The mere presence of Donald Trump is compensating for the absence of Joe Biden and impacting Americans.

Additionally, a central question of debate between Democrats and Republicans is the principle of whether healthcare is a human right or not. This debate was completely disrupted, as Trump has been signing relief bills in order to aid the country in this time of suffering. The focus has now shifted to the Trump administration’s ability to hold money when citizens feel healthcare systems direly need it.

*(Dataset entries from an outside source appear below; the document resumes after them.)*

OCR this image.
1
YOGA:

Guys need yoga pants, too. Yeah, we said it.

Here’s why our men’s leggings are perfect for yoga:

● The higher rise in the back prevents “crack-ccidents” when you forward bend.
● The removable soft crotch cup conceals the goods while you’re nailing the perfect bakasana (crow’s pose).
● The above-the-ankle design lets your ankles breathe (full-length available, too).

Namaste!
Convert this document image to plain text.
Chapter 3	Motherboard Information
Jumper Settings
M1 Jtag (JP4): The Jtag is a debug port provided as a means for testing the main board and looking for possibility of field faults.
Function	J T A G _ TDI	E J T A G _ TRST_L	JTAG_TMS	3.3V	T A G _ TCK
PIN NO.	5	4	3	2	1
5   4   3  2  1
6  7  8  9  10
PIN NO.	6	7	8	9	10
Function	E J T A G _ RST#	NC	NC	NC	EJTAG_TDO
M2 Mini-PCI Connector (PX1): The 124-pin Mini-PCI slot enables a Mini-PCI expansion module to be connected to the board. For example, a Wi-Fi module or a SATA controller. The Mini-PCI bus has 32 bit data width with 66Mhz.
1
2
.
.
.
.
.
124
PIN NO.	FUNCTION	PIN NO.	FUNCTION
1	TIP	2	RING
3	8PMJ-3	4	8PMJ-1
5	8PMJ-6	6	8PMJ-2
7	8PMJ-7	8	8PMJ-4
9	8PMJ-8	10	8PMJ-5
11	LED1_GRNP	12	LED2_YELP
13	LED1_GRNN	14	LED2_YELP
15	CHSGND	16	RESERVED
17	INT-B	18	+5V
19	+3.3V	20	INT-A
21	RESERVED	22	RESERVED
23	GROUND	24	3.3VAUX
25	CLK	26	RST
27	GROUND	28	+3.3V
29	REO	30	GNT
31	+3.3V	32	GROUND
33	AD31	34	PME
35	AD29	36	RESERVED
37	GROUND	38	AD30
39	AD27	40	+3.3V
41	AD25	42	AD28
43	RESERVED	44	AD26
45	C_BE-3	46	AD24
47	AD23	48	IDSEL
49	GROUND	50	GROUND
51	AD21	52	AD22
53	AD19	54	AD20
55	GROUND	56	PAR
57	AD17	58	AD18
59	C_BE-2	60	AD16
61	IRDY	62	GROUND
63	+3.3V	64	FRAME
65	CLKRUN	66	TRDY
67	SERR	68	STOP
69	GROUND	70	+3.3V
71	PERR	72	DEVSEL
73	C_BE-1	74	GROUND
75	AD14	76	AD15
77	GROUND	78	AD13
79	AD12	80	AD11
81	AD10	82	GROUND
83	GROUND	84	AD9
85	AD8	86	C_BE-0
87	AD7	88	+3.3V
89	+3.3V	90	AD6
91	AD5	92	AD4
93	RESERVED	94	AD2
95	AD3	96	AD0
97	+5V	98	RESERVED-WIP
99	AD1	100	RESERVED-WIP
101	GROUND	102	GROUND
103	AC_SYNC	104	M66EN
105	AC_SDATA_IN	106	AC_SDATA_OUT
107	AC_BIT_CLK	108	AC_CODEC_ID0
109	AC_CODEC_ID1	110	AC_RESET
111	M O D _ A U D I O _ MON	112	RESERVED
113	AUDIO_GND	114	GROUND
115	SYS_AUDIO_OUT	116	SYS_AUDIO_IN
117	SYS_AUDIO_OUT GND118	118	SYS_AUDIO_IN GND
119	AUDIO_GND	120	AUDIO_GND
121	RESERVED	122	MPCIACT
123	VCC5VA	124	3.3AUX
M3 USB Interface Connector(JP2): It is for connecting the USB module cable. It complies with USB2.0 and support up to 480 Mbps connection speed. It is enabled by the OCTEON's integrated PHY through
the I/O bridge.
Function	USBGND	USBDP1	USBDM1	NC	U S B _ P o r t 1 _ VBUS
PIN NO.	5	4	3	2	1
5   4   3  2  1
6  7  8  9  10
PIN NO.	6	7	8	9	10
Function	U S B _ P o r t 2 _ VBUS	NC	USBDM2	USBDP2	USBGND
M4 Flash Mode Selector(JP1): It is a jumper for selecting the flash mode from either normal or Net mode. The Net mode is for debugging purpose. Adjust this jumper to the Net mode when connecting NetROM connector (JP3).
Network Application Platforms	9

While windows of opportunity for all people in the United States are being shut, Trump’s window is growing increasingly wider. President Trump is a businessman who prides himself on his ability to work with the economy and the COVID-19 crisis allows him to do just that. To all parties and demographics, the economy has become a paramount worry.

Just as presidents have done in the past, Trump’s approval ratings have managed to rise during this state of emergency. Although they have not remained on a steady incline, Trump’s job approval ratings now stand 5 percent higher — as of April — than they did at the start of the pandemic affecting the United States.



So as we all reflect on who is being heavily impacted by the coronavirus, the President of the United States undoubtedly crosses our minds. The real question lies in just how Trump is being affected.

Is President Donald Trump suffering along with the rest of the country, or is he silently observing as mention of his impeachment gets washed over, the Democratic party struggles to stay afloat and his approval ratings slowly rise?

Is President Trump benefiting from COVID-19?

With an election approaching in November, it is our responsibility as citizens of the United States to reflect on our own fundamental beliefs. Regardless of the pandemic, we must utilize our right to vote with our individual political views — not a crisis-fueled puppet show — and the betterment of the nation in mind.